A storm that has made these the last photos my beloved camera (as she was) and I will take together in quite a while.
I dropped her off at the repair shop this morning.
Seems despite a snug fit down my front, fast running legs and desperately hunched shoulders one cannot keep a camera dry when several kilometers deep and just so slightly lost within a forest when a thunderstorm decides to hit.
Oh my goodness... soaked as soaked could be we powered on along paths that turned to mini muddy torrents, over creeks, up hill and down...between thunderclaps and heavy drops upon our faces that we drank right off our skin as we ran. The little ones were frightened and cold but perhaps like the Mama kangaroo that almost bounded blindly into us I reassured them and reminded them to laugh and feel, really feel, that beating wet and roaring wind for what it was...
wild simple adventure.
So while I may be camera-less for a bit... I am also a little *water* wiser... and somewhat more astute at reading maps... and I wouldn't give it back, that little adventure.
In fact I went back.
To the scene of the crime.... the next day.

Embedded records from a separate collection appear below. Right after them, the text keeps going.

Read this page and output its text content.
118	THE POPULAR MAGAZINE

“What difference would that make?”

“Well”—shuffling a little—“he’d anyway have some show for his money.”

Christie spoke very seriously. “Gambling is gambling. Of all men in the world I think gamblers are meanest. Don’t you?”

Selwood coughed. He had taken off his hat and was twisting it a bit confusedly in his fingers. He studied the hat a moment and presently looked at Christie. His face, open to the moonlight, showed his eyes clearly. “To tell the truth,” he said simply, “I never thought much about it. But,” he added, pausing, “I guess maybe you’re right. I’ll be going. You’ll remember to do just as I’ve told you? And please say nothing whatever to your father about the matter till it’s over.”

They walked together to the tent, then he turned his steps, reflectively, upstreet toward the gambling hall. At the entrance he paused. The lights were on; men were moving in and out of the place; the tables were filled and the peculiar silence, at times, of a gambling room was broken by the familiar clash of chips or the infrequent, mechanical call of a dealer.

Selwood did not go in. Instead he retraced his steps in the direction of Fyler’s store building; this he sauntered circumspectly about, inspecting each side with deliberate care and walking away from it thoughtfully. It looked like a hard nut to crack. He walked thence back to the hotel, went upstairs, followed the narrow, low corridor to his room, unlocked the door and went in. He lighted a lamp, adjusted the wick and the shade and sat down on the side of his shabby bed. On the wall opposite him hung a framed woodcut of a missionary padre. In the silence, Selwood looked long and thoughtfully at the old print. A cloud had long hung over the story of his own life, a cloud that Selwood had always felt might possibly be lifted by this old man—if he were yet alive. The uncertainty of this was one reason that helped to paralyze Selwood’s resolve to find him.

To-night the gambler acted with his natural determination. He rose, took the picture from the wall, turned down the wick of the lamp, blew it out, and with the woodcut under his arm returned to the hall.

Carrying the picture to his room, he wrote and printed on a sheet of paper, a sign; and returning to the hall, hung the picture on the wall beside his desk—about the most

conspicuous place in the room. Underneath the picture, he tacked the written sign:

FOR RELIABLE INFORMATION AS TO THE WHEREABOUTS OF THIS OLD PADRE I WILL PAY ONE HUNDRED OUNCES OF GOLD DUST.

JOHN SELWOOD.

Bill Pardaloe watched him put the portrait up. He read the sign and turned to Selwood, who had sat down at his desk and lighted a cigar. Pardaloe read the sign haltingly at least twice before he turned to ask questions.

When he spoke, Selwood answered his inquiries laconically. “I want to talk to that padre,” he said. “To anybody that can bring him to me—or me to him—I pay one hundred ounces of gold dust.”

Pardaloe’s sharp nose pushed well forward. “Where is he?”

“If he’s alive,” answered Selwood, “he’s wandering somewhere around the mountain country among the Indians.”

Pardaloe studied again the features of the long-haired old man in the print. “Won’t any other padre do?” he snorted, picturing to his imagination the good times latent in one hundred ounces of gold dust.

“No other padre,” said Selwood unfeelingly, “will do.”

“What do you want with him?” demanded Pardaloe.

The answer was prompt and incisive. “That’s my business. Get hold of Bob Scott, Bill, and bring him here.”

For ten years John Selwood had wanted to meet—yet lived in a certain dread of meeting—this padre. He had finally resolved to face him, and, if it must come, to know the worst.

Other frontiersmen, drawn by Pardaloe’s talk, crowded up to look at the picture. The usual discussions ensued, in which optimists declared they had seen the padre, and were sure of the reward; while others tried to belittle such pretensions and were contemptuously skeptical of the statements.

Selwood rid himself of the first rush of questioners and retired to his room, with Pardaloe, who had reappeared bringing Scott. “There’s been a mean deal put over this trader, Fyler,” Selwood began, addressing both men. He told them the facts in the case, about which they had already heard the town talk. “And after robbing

Seven kilometers of beautiful forest filled with post rain frog call I walked, and emerged just post sundown. Tired yet dry, satiated and smiling again even if at the fact that that's how it should have been the first time.
It may not have been revenge but it was indeed most sweet and still wild after the deluge.
4 comments:
Cheers to wild and beautiful adventures! Hope your camera comes back good as new!!
Your surroundings are so beautiful! I am always captivated by your photographs!
"really feel, that beating wet and roaring wind for what it was...
wild simple adventure."
I love this! I love adventures like that!
much love,
Amanda
oh, dear.
Good luck with the repair!
What an awesome way to talk them out of the fear.... feel the wildness, instead! :) Wonderful. That's the way I feel about storms, too.